Even though it’s rather simple, unfortunately it doesn’t work.
The error I’m getting is: Error: Cannot create Collection from response that does not have resources
And I don’t really understand how to fix it, because apparently it’s not a bad request.
The gid is set properly, I checked it and also tried it out in the interactive demo on the Asana API docs - it works there.
To me it sounds like the Asana library somehow can’t handle the response and tries to convert it to a collection, even though that endpoint doesn’t return one (at least not on the first one, as it should return the sync token.)
What am I doing wrong? Is there a way to tell the client to not convert the response to a collection and just give me the raw response?
Welcome to our community forum.
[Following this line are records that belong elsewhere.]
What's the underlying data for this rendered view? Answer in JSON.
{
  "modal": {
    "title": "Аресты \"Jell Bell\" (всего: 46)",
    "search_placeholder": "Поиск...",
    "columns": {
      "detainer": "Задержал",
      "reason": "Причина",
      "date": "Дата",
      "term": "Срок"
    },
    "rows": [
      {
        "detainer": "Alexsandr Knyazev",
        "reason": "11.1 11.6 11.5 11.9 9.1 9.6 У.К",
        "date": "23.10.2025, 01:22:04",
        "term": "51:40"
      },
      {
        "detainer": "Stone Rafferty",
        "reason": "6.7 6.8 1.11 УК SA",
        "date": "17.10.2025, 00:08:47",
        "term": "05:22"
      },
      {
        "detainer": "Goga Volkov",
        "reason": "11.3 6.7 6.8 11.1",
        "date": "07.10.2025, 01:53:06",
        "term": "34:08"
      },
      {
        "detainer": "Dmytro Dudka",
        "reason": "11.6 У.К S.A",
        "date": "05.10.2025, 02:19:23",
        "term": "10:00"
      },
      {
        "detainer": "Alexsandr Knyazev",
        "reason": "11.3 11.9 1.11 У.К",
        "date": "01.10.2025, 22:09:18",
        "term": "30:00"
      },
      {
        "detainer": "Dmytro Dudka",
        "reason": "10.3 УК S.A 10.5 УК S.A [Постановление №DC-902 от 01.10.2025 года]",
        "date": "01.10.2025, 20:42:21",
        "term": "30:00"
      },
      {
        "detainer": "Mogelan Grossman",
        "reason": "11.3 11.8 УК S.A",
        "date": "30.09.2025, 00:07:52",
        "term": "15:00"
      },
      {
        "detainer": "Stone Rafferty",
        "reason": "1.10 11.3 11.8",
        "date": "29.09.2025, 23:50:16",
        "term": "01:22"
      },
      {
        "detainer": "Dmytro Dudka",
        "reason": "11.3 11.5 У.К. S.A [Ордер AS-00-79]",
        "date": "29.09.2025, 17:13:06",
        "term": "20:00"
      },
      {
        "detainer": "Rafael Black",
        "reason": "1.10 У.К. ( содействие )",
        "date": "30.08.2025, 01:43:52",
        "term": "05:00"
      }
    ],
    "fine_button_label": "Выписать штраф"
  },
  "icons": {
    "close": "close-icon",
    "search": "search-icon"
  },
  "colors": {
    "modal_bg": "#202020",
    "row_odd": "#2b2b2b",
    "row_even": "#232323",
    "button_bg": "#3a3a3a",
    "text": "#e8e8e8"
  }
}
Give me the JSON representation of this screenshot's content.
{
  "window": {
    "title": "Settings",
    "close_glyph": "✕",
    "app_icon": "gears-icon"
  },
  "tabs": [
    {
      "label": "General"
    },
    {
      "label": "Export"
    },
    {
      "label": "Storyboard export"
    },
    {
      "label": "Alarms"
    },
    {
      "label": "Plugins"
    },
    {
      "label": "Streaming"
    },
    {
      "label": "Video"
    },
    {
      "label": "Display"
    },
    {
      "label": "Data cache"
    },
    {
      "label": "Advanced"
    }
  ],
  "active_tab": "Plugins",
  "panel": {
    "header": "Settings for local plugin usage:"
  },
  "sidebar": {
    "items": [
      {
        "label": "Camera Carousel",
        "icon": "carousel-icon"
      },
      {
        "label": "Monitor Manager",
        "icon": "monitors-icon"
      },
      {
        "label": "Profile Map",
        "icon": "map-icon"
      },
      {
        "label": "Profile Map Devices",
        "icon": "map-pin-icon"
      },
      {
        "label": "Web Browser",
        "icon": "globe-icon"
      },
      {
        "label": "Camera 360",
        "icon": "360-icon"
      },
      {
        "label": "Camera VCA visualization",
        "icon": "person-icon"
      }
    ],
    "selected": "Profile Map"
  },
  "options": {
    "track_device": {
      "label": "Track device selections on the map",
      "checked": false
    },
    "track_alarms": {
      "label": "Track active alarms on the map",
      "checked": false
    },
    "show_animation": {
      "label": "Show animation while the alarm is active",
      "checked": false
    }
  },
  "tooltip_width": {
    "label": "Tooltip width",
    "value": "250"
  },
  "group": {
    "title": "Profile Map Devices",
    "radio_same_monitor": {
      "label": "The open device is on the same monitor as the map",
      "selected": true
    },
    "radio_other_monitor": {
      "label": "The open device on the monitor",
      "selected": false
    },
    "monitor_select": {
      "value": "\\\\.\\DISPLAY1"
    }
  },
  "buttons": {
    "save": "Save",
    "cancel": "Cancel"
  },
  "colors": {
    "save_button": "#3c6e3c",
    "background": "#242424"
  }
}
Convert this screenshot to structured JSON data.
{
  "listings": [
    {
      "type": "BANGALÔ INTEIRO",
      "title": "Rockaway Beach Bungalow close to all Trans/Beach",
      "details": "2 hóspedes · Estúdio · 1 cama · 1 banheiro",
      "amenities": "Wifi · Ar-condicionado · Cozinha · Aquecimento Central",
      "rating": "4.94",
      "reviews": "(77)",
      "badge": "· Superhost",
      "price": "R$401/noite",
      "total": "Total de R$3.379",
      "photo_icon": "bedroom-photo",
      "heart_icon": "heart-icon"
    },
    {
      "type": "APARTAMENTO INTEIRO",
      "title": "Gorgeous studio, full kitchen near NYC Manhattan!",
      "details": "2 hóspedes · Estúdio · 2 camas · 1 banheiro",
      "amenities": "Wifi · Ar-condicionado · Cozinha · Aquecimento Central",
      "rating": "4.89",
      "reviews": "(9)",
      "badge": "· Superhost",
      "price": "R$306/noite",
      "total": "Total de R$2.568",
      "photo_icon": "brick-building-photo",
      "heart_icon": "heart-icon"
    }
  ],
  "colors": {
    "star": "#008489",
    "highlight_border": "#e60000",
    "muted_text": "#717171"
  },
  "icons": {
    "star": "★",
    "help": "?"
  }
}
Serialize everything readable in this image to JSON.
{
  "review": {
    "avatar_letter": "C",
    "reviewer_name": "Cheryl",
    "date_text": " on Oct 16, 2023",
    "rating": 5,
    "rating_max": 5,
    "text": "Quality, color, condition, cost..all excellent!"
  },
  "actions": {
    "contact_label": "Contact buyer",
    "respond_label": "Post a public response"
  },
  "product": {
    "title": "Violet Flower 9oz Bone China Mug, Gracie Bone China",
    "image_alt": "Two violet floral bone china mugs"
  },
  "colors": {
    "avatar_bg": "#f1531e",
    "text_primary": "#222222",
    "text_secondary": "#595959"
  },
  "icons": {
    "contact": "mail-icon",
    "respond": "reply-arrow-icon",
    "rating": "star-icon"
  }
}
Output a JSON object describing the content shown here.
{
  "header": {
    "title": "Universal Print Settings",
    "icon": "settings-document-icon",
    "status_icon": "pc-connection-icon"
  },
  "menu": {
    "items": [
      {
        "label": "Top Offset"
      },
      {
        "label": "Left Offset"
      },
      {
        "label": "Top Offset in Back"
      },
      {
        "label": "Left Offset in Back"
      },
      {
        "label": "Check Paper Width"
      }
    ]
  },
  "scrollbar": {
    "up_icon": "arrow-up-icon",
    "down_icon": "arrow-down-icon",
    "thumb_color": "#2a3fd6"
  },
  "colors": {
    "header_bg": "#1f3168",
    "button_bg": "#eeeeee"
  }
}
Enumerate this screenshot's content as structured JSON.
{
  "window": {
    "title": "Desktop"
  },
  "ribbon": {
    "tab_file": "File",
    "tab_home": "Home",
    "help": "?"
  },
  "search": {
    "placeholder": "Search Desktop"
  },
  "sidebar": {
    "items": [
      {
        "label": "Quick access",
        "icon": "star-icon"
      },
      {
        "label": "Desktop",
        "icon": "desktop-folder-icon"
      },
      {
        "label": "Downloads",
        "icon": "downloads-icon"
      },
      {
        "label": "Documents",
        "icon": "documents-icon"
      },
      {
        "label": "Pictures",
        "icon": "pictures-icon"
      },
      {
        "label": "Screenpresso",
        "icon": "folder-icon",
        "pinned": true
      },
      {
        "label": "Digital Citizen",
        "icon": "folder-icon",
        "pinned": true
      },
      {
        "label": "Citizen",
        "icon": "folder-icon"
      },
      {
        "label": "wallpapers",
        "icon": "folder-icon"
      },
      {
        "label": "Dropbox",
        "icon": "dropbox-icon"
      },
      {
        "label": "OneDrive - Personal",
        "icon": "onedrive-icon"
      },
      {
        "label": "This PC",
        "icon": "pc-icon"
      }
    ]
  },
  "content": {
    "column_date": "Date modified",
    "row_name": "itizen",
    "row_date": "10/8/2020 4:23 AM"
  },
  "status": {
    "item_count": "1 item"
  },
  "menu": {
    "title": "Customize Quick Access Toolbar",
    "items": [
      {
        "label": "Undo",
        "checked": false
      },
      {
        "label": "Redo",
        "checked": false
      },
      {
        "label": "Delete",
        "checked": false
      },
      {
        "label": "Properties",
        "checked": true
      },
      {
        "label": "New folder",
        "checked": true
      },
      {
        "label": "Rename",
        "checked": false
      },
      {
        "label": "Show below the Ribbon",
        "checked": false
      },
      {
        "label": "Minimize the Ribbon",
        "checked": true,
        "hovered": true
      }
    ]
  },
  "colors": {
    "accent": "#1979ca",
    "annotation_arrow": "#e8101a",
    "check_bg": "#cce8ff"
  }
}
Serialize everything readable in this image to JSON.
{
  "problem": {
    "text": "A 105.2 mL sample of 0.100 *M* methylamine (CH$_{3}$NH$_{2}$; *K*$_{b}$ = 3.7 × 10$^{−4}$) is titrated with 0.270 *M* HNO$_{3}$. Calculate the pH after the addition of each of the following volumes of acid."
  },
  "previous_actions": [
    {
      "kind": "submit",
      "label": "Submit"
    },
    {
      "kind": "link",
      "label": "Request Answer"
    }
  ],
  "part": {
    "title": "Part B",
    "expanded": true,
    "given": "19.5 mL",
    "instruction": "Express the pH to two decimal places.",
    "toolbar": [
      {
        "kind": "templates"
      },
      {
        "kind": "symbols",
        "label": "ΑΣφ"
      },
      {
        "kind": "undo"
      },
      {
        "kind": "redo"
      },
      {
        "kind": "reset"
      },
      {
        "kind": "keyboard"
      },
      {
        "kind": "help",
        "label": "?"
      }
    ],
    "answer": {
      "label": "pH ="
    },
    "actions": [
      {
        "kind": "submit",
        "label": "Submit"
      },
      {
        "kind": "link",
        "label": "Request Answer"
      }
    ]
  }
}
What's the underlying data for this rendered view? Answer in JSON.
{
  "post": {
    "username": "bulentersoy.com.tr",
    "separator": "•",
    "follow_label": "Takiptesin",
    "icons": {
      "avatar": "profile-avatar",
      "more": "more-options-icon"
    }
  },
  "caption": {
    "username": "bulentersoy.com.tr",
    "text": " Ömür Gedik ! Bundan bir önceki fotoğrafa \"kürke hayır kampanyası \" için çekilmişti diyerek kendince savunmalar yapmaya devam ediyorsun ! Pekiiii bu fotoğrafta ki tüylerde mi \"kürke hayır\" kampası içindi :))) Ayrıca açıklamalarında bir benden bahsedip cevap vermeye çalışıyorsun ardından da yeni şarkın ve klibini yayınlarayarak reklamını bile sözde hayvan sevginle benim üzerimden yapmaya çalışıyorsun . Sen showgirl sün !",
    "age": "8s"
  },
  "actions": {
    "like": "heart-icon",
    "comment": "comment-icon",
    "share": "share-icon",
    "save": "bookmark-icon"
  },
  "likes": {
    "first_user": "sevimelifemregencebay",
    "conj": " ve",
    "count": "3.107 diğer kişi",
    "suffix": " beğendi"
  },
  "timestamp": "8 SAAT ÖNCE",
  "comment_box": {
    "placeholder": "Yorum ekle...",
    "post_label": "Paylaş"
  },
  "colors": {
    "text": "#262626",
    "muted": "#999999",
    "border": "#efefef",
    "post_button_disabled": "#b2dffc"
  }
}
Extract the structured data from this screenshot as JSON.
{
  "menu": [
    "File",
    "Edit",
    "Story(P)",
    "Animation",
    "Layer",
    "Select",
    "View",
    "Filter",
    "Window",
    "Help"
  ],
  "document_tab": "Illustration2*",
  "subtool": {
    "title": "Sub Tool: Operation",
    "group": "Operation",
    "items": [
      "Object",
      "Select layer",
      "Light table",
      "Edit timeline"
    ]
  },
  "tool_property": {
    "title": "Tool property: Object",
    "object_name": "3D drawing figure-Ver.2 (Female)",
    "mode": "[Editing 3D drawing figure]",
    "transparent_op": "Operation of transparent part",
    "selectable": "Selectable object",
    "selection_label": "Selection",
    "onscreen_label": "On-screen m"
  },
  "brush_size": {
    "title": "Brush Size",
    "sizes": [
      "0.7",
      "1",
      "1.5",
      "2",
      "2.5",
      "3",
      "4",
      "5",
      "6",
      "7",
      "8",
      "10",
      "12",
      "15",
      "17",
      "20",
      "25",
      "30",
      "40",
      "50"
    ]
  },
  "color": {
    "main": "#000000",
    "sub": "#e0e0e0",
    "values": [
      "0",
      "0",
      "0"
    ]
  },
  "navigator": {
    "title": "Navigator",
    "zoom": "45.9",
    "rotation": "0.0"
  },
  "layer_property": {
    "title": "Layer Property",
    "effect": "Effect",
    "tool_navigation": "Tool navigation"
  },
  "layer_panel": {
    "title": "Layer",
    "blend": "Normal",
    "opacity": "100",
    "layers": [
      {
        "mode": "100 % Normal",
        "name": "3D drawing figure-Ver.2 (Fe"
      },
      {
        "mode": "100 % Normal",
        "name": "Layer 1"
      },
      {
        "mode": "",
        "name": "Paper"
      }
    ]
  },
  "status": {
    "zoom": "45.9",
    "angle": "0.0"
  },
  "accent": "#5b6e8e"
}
This is a bug with our node client library error handling. Essentially this call expects a sync token to be provided. EX:
When you make an initial request to getEvents you will get a 412 error that contains a a sync token in it. It looks like the following:
{
"errors": [
{
"message": "Sync token invalid or too old. If you are attempting to keep resources in sync, you must fetch the full dataset for this query now and use the new sync token for the next sync."
}
],
"sync": "bdd8....11:0"
}
You will then need to use this to make a follow up request to get events.
Here’s a work around:
// First get events request -> this will return an error with a sync token
client.events.get(project.gid).then(result => {
// Second get events request -> extract the sync token from the first call and use it to fetch the events
client.events.get(project.gid, result["sync"]).then(result => {
console.log(result);
})
})
I don’t personally recommend this approach since it’s hacky → we are using another method in client.events called get which doesn’t throw an error hence why we are able to call result["sync"]. The method you were using getEvents throws an error that does not contain the sync token. Instead the sync token is contained in the result of that call so result._response.sync but since we are not able to extract that sync token we use our get method instead.
Hi @John_Vu,
Thank you for the info. I’ll probably have to use your “hacky” solution as a temporary workaround, but I do plan to use the new library once it’s production ready. My app needs some refactoring as well, so the new Asana JS client might be a good opportunity to do that.
Is there a rough ETA when the new client will be production ready?
We estimate we should have a production ready new Node.js client library by end of summer. We’ll announce it in or forums when it is ready. For now, the workaround should offer you a nice temporary solution to solve your problem.